Overview
Civilization on the Iranian plateau reaches back to Elam in the 3rd millennium BC, making Iran home to one of the world’s oldest continuous civilizations. For centuries Persia was Rome’s great eastern rival, and Zoroastrianism was the dominant religion before Islam. The Safavids (1501–1736) made Twelver Shia Islam the state religion, shaping Iran’s religious identity to this day.
The major eras
The Achaemenid Empire, founded by Cyrus the Great in 550 BC, is commonly described as the largest empire the world had yet seen, stretching from the Indus to Egypt and the Aegean; after Alexander’s conquest came the Seleucid, Parthian and Sasanian empires. The Arab conquest (633–654) brought Islam, yet Persian language and culture — Ferdowsi’s Shahnameh, Persian poetry, science and art — flourished within the Islamic world under successive dynasties such as the Seljuks, Ilkhanids and Timurids.

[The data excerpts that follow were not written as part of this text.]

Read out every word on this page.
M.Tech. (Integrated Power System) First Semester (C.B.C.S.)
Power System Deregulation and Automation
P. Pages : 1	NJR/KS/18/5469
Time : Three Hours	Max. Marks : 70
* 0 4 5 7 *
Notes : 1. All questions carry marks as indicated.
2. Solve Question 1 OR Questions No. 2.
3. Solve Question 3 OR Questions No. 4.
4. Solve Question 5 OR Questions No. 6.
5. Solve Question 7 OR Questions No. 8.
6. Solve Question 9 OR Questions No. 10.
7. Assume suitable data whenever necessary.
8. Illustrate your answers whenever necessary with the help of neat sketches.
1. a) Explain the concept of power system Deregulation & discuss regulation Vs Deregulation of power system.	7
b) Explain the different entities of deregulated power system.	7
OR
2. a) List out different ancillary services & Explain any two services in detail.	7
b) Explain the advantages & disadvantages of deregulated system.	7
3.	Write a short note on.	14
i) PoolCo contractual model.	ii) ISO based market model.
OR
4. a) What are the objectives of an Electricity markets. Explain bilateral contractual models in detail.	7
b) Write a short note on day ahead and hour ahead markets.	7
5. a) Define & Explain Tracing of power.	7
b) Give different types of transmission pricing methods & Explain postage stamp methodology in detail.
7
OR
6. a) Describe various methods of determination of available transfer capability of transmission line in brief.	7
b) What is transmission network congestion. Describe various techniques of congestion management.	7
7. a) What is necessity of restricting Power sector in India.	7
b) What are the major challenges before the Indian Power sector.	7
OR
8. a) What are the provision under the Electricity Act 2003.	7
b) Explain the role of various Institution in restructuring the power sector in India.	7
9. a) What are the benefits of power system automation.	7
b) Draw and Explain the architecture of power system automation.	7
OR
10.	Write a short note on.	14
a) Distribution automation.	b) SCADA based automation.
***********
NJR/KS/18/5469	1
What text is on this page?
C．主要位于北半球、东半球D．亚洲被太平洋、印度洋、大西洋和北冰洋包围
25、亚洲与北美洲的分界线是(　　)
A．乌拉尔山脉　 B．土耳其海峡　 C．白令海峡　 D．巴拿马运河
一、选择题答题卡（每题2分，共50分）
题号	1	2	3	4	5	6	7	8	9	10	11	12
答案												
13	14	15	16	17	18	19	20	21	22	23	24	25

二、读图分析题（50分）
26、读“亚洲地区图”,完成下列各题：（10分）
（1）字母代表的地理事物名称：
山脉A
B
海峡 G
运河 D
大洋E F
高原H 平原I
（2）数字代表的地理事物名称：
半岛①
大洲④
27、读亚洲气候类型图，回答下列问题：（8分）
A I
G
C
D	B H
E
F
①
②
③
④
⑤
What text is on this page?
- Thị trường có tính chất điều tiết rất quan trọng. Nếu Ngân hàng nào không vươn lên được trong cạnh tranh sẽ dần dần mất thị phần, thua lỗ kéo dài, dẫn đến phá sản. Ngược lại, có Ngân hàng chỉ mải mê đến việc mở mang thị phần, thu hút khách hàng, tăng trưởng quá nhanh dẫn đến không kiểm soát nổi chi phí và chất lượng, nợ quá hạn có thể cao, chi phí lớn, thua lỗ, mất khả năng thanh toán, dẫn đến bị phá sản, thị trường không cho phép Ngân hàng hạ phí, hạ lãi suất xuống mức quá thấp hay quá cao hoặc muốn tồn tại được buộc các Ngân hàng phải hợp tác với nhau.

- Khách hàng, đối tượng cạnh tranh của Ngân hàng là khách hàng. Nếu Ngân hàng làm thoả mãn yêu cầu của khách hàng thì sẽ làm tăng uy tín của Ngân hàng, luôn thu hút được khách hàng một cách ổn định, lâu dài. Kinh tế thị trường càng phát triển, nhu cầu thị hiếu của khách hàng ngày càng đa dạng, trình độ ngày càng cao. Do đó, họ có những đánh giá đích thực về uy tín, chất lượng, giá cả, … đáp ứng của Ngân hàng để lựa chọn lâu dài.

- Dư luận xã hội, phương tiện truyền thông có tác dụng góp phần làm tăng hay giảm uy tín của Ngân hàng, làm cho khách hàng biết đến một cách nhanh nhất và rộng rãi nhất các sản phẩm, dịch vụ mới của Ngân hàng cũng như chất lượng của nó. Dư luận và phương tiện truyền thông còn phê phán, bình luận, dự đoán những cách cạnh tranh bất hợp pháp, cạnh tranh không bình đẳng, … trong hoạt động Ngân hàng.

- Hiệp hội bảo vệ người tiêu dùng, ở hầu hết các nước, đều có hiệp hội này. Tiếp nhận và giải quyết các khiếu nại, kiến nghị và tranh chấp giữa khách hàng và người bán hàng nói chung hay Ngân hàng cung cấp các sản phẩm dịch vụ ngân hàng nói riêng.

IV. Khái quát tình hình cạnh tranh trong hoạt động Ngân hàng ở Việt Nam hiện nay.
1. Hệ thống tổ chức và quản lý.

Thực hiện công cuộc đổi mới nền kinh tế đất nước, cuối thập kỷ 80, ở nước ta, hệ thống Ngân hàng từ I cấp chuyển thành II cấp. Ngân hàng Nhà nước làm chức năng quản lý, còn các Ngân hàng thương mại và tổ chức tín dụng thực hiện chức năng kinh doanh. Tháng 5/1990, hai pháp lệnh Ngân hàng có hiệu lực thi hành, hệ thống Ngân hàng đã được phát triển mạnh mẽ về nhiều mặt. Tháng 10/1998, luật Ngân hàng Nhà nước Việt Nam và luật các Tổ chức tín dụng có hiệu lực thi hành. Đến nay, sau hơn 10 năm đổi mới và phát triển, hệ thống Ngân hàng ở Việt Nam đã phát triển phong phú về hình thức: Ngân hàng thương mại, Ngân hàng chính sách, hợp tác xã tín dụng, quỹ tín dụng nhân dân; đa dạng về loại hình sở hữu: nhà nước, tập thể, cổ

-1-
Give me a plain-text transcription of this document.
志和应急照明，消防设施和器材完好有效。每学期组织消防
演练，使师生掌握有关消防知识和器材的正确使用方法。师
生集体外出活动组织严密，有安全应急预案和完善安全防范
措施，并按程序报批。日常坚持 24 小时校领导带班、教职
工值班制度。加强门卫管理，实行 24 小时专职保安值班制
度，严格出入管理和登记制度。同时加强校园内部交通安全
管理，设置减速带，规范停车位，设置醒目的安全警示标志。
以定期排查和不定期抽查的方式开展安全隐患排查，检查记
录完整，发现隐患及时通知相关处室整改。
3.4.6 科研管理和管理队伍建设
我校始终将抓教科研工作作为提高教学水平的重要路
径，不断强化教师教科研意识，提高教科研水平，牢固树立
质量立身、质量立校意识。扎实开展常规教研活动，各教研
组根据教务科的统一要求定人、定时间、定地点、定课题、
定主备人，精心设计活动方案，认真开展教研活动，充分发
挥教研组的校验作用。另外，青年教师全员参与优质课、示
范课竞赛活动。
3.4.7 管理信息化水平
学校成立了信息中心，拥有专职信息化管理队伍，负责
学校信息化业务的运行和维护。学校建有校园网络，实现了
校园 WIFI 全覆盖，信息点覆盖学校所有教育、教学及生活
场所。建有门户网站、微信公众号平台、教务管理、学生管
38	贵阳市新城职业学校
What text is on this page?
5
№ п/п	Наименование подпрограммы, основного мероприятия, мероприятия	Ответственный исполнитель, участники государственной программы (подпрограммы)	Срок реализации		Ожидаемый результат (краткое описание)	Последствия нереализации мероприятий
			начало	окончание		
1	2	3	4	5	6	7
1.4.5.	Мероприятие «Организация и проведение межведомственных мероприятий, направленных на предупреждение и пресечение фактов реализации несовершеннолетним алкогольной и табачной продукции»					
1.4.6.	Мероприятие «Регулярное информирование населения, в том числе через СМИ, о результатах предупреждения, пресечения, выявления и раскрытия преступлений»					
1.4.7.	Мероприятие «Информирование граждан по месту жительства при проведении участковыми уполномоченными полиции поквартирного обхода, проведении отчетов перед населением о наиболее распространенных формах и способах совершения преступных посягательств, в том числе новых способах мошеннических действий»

After the Safavids fixed the country’s Shia identity, the Qajars faced growing European pressure, and the Constitutional Revolution (1905–1911) created one of Asia’s first parliaments. The Pahlavi era (1925–1979) pursued rapid, authoritarian modernization, and the 1979 Islamic Revolution created the Islamic Republic, whose history since — war with Iraq, the nuclear standoff, waves of protest — remains contested and consequential.